I feel so stupid reading my previous post. A little foolish to cherish and remember all these things when the other party has long moved on. Yah.. feeling a bit unomfy c-ing him and his new ger. Not the feeling of jealousy, neither is it sadness. Just weird. Weird. More of hating myself for being so foolish. Perhaps.. it's normal to feel like that.. I duno.. esp for girls bah. When you c tt person u once have with another new person.. imagining tt person taking up e place.. etc etc.. Ok can someone just delete the dates, the numbers and everiting tt is to do with him in my mind? No one else remembers it now, come on. A first love that doesnt mean a thing now.

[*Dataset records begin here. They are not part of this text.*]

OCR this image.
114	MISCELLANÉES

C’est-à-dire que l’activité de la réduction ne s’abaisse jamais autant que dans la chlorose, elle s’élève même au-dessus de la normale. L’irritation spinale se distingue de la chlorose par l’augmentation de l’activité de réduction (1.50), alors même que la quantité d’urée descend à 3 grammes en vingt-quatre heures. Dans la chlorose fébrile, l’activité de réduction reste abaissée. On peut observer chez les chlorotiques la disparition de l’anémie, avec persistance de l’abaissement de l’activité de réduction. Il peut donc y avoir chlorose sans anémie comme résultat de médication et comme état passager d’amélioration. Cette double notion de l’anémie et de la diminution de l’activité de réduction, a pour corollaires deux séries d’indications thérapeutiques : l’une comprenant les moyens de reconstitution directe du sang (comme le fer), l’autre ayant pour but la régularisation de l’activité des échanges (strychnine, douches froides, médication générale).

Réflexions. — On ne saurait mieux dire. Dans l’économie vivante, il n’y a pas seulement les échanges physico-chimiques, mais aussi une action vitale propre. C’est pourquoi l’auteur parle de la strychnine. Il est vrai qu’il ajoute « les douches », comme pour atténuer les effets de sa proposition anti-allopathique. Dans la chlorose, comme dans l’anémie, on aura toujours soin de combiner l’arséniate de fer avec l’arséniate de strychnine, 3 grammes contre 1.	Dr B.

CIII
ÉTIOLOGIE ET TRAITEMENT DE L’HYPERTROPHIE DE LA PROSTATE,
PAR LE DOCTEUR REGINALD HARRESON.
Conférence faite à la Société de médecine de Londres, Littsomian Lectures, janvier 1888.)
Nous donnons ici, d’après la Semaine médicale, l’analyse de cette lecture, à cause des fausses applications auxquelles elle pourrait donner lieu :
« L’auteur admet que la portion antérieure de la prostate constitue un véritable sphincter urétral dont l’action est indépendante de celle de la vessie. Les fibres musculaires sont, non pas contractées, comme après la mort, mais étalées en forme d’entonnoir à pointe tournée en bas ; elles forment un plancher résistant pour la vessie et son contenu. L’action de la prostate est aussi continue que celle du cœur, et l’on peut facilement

Ok.. Writing abt it makes me feel ok already. I so feel like deleting him from my contact list, from my frenster etc etc. Want him to get out. I so feel like having a beer now. Ok yeah Im fine and Im missing someone else today. I dunno wats with us, wat he is thinking and wat he is doing. And worst of all, I dunno wats with me. Im doing everything I can to destroy my image and to turn him off I seriously dunno why Im doing all these and why Im so nasty. *faints* Initially Im back to normal self but over the past wk im the nasty me again.
But well.. mabe coz of sth tt happened tt affected mi. I duno how to bring it up but I do feel uncomfortable. Oh well. Damn it. I shall just concentrate on my books this weekend.